UN peacekeepers in Mali found the second black box of the Air Algerie plane at the remote disaster site in the north, and the French president said the data and voice recorders must be analysed as quickly as possible to determine the cause of the crash early Thursday.
Nearly half of the victims, 54, were French and Hollande has taken a leading role in the aftermath, stressing the need to determine the cause of the crash in a storm, without ruling out any possibilities. French authorities have said extreme bad weather was the probable cause but aren’t ruling out anything, even terrorism. The plane went down in a restive area of Mali, where extremists roam.

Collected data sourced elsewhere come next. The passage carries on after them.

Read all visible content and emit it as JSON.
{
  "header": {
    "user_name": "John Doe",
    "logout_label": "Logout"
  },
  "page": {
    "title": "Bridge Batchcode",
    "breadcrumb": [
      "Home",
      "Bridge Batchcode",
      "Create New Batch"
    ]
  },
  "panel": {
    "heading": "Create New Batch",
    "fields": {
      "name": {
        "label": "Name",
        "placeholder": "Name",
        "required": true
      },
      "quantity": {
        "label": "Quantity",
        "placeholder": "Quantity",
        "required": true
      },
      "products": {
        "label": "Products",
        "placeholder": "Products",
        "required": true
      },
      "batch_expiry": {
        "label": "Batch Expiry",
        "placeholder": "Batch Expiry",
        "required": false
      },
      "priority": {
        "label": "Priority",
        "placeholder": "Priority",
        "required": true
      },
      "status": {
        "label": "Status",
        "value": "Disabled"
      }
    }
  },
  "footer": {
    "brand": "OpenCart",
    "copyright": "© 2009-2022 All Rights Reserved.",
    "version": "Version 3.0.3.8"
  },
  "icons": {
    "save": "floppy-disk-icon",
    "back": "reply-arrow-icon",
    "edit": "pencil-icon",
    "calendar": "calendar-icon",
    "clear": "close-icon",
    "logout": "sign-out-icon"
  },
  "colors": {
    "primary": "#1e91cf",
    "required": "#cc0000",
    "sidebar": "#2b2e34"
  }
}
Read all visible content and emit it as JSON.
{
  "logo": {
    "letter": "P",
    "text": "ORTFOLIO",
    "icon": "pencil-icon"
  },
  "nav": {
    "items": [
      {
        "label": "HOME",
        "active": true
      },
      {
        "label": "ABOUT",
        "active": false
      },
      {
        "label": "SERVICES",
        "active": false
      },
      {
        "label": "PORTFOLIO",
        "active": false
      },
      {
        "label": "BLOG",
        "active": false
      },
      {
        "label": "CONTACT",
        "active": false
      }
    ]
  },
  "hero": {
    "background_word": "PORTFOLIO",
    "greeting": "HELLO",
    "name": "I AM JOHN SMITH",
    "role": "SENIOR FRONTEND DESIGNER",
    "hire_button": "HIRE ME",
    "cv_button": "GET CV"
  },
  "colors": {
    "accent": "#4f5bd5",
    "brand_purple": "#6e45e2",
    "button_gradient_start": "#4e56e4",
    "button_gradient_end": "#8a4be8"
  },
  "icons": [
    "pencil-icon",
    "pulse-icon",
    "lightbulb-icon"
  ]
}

“I don’t want to rule out any hypothesis,” Hollande said again.
The Air Algerie jet was flying from Ouagadougou, Burkina Faso, to Algiers, Algeria when it went down in the desolate part of Mali near the border with Burkina Faso. The pilot had advised he must change routes due to a storm and then contact with the Niger control tower was lost.
Hollande met with families of victims, and ordered all French flags at half-staff for three days starting tomorrow. In remarks later, he said families will eventually be able to visit the disaster site “to have a link with this land where their loved ones disappeared.”